SELECT PRODUCT_TYPE_CODE, REGION_EN, CURRENT_MONTH, SUM(SALE_TOTAL)
FROM TIME, PRODUCT, RETAILER, REGION, SALES
WHERE SALES.ORDER_DAY_KEY=TIME.DAY_KEY
AND SALES.RETAILER_SITE_KEY=RETAILER.RETAILER_SITE_KEY
AND SALES.PRODUCT_KEY=PRODUCT.PRODUCT_KEY
AND RETAILER.COUNTRY_KEY=REGION.COUNTRY_KEY
AND CURRENT_YEAR=2004
GROUP BY PRODUCT_TYPE_CODE, CURRENT_MONTH
The rewritten
query is here:SELECT PRODUCT_TYPE_CODE, REGION_EN, CURRENT_MONTH, SUM(SALE_TOTAL)
FROM SUMMARYTABLE1
WHERE CURRENT_YEAR = '2004'
GROUP BY PRODUCT_TYPE_CODE, CURRENT_MONTH;
The rewritten query is much simpler and quicker for DB2 to complete because the data is pre-aggregated and many of the table joins are precomputed so DB2 accesses one small table instead of six tables, including a large fact table.

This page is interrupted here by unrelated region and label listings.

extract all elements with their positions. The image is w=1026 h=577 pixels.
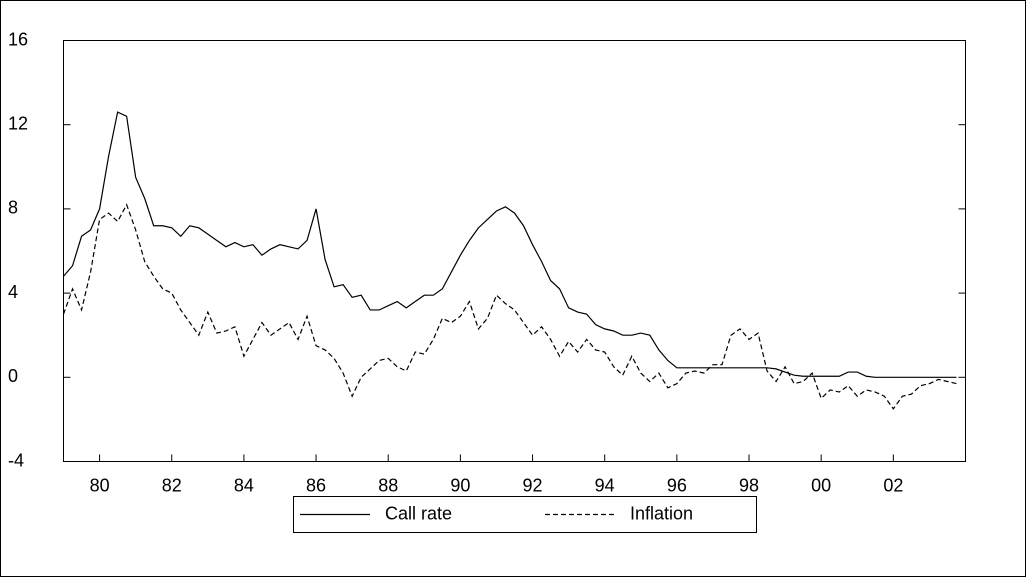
x-tick-label: 90	[450, 475, 470, 495]
y-tick-label: 4	[8, 282, 18, 302]
y-tick-label: 0	[8, 366, 18, 386]
x-tick-label: 86	[306, 475, 326, 495]
y-tick-label: 16	[8, 29, 28, 49]
x-tick-label: 98	[739, 475, 759, 495]
legend	[293, 496, 757, 533]
x-tick-label: 96	[667, 475, 687, 495]
x-tick-label: 88	[378, 475, 398, 495]
x-tick-label: 84	[234, 475, 254, 495]
series-line	[63, 111, 957, 378]
legend-label: Inflation	[630, 503, 693, 523]
series-line	[62, 203, 957, 410]
x-tick-label: 92	[523, 475, 543, 495]
legend-label: Call rate	[385, 503, 452, 523]
x-tick-label: 94	[595, 475, 615, 495]
x-tick-label: 82	[162, 475, 182, 495]
x-tick-label: 02	[883, 475, 903, 495]
plot-area	[63, 40, 966, 462]
y-tick-label: 12	[8, 113, 28, 133]
y-tick-label: -4	[8, 450, 24, 470]
x-tick-label: 00	[811, 475, 831, 495]
y-tick-label: 8	[8, 198, 18, 218]
x-tick-label: 80	[90, 475, 110, 495]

The savings with summary tables can be tremendous, especially for schemas that have large fact tables. For example, a fact table with 1 billion rows might be pre-aggregated to a summary table with only 1 million rows, and the calculations involved in this aggregation occur only once instead of each time a query is issued. A summary table that is 1000 times smaller is much faster than accessing the large base tables.

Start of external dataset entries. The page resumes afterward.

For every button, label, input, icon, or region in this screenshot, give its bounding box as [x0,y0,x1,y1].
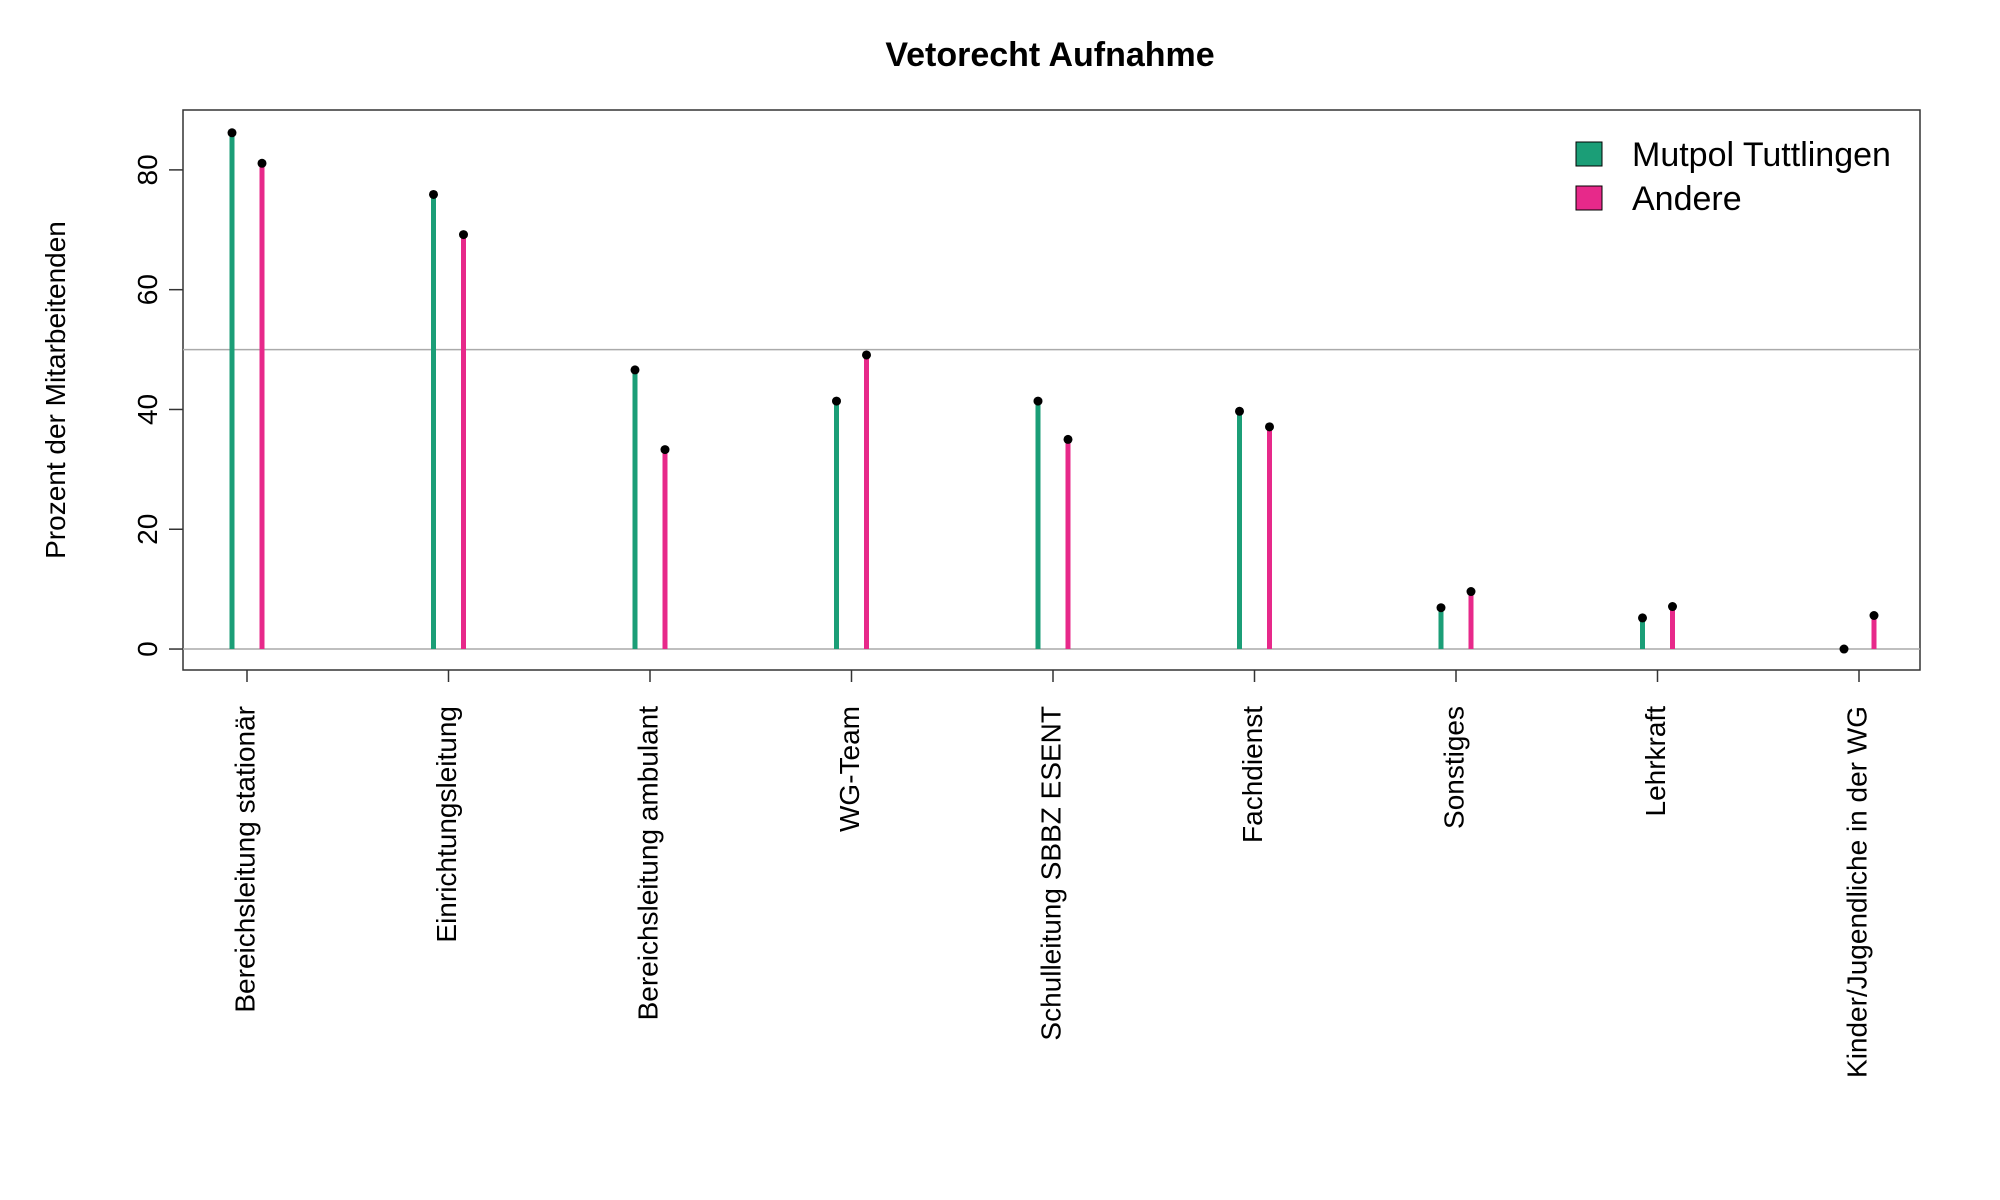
reference-lines [183,348,1920,650]
point-0-3 [832,396,841,406]
x-tick-label: WG-Team [834,706,865,832]
y-axis-label: Prozent der Mitarbeitenden [40,221,71,559]
point-1-5 [1265,422,1274,432]
point-1-2 [660,445,670,455]
point-0-0 [227,128,237,138]
point-1-7 [1668,602,1677,612]
x-tick-label: Bereichsleitung ambulant [632,706,663,1021]
point-1-1 [459,230,468,240]
y-tick-label: 40 [132,394,163,425]
x-tick-label: Einrichtungsleitung [431,706,462,943]
point-0-1 [429,189,438,199]
x-tick-label: Schulleitung SBBZ ESENT [1035,706,1066,1041]
legend-label-1: Andere [1632,180,1742,218]
y-axis: 0 20 40 60 80 [132,154,183,657]
x-tick-label: Fachdienst [1237,706,1268,843]
point-0-5 [1235,406,1244,416]
legend-swatch-0 [1575,141,1603,167]
point-1-4 [1063,434,1073,444]
y-tick-label: 0 [132,641,163,657]
y-tick-label: 20 [132,514,163,545]
point-0-7 [1638,613,1647,623]
x-tick-label: Kinder/Jugendliche in der WG [1841,706,1872,1078]
point-0-6 [1436,603,1446,613]
chart-title: Vetorecht Aufnahme [885,36,1214,74]
point-1-0 [257,158,267,168]
plot-frame [182,109,1921,671]
data-marks [227,128,1879,654]
legend-swatch-1 [1575,185,1603,211]
y-tick-label: 60 [132,274,163,305]
point-0-2 [630,365,640,375]
x-axis: Bereichsleitung stationär Einrichtungslei… [229,670,1872,1078]
point-0-8 [1839,644,1849,654]
point-1-8 [1869,610,1879,620]
x-tick-label: Sonstiges [1438,706,1469,829]
point-1-6 [1466,587,1476,597]
point-0-4 [1033,396,1043,406]
legend: Mutpol Tuttlingen Andere [1575,136,1891,218]
x-tick-label: Lehrkraft [1640,706,1671,817]
point-1-3 [862,350,871,360]
y-tick-label: 80 [132,154,163,185]
x-tick-label: Bereichsleitung stationär [229,706,260,1013]
legend-label-0: Mutpol Tuttlingen [1632,136,1891,174]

Figure 5 shows the summary table for the Type-Country-Month slice. DB2 needs to calculate data for Region from the higher level Country instead of from the lower level Retailer, so the summary table has fewer rows than the base tables because there are fewer countries than retailers. DB2 does not need to perform any additional calculations to return sales data by Month and Type because the data is already aggregated at these levels. This query is satisfied entirely by the data in the summary table that joins the tables used in the query ahead of time and the joins do not need to be performed at the time the query is issued. For more complex queries, the performance gains can be dramatic.
In some cases, a query might access an attribute that is related to an attribute that is included in the summary table. The DB2 optimizer can use functional dependencies and constraints to dynamically join the summary table with the appropriate dimension table.
When the Optimization Advisor recommends a summary table, all of the measures in the cube model are represented. In the cube model in Figure 1, the SalesFacts object has only five measures including Sales, Total cost, Quantity, Gross profit, and Gross margin, which are all included in the summary table. Sometimes the Advisor can represent a set of measures using a smaller number of columns. For example, multiple measures may reference common expressions. The Optimization Advisor does not need to include all of the related attributes that are defined for a level in the summary table because DB2 can exploit semantic information such as constraints to determine how to join from the summary table back to the dimension tables to retrieve necessary information.